Given the need for a clutter-free environment in the OR, we chose to mount everything off the operating room floor. The monitors were mounted at standing eye-level; further, the CPU, mouse and keyboard also were wall-mounted with a computer holder, even allowing the keyboard/mouse plate to be folded up when not in use.
OPERATING SYSTEM ISSUES
Some video settings were modified by the OR staff, which occasionally led to help-desk calls. People were in the habit of modifying certain settings on their office PCs, such as desktop backgrounds and screen-savers, so they changed the OR PACS workstations also.
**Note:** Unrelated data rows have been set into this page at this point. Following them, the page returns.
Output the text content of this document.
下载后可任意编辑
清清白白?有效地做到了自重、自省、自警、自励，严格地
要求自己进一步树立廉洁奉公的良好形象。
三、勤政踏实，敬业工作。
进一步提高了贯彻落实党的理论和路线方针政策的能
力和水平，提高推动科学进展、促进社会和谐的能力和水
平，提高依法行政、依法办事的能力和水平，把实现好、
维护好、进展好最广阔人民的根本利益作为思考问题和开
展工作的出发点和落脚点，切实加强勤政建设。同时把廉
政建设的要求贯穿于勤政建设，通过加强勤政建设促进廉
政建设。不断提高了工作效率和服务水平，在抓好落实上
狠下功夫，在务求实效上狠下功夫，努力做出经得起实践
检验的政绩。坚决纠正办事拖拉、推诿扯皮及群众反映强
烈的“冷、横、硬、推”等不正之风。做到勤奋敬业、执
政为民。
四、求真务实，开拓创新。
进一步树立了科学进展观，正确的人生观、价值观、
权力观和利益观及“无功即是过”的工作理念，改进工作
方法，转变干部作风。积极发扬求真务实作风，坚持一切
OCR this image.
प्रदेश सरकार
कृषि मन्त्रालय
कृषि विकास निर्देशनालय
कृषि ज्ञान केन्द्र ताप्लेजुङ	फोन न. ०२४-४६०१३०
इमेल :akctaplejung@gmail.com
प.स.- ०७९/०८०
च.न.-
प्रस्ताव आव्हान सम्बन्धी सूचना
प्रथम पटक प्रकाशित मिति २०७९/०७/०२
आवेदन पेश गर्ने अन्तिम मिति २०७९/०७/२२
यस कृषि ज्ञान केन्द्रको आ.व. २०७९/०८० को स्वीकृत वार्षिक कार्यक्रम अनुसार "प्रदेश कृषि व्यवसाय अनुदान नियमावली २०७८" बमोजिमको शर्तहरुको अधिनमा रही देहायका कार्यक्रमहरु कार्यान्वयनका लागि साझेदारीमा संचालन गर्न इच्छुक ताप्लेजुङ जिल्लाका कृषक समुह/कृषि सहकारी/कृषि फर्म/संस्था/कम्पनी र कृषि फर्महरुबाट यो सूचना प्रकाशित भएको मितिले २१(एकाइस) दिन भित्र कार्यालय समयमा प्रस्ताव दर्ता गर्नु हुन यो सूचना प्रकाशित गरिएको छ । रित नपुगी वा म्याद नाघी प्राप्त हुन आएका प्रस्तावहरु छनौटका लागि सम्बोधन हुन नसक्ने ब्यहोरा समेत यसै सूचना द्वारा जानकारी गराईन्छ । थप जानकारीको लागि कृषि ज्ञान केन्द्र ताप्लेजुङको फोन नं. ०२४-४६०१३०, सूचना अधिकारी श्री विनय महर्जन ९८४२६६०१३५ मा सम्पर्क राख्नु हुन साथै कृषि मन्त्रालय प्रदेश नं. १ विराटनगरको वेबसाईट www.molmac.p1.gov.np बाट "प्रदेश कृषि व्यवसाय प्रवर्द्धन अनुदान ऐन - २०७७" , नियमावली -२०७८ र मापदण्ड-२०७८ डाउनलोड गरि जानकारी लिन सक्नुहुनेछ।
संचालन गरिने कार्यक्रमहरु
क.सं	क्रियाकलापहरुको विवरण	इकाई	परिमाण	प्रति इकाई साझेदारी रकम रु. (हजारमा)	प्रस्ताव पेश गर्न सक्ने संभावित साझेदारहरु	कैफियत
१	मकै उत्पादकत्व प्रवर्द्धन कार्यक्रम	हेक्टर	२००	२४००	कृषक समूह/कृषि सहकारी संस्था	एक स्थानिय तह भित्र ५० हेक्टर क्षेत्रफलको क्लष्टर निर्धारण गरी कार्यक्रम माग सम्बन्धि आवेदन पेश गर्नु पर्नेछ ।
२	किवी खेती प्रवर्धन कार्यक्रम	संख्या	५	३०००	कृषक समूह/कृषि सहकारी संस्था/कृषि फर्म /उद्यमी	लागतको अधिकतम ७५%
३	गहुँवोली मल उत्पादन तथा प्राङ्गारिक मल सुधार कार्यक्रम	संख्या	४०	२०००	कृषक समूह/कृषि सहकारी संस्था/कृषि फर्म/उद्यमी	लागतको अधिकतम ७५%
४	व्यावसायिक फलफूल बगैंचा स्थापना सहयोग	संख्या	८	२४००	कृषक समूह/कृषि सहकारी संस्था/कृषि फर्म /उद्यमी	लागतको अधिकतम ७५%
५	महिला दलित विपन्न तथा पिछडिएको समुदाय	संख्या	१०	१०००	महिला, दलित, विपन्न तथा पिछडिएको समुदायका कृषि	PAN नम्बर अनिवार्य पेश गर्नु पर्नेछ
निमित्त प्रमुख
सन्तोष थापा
There were a few occasions of manually tampering with other settings, such as monitor selection, which caused problems with proper operation of the workstation. This has led us to "locking down" the workstation, so that the end-users cannot make control panel changes.
The large-screen PACS monitors were implemented, accepted and utilized quite successfully in the OR pilot project. This offers our surgeons online image access in a way that meets their needs better than hardcopy film. Clearly, if the OR challenges can be overcome, the benefits of soft-copy viewing are a real benefit to the surgeons.
In light of the unique workflow and environment, the next steps will likely involve more "hands-free" features, such as speech recognition, foot pedals, or a combination of these sorts of tools. In this manner, surgeons in the operating room will not only have large, acceptable images that can be seen from the operating table, but also the ability to manipulate those images in a hands-free environment.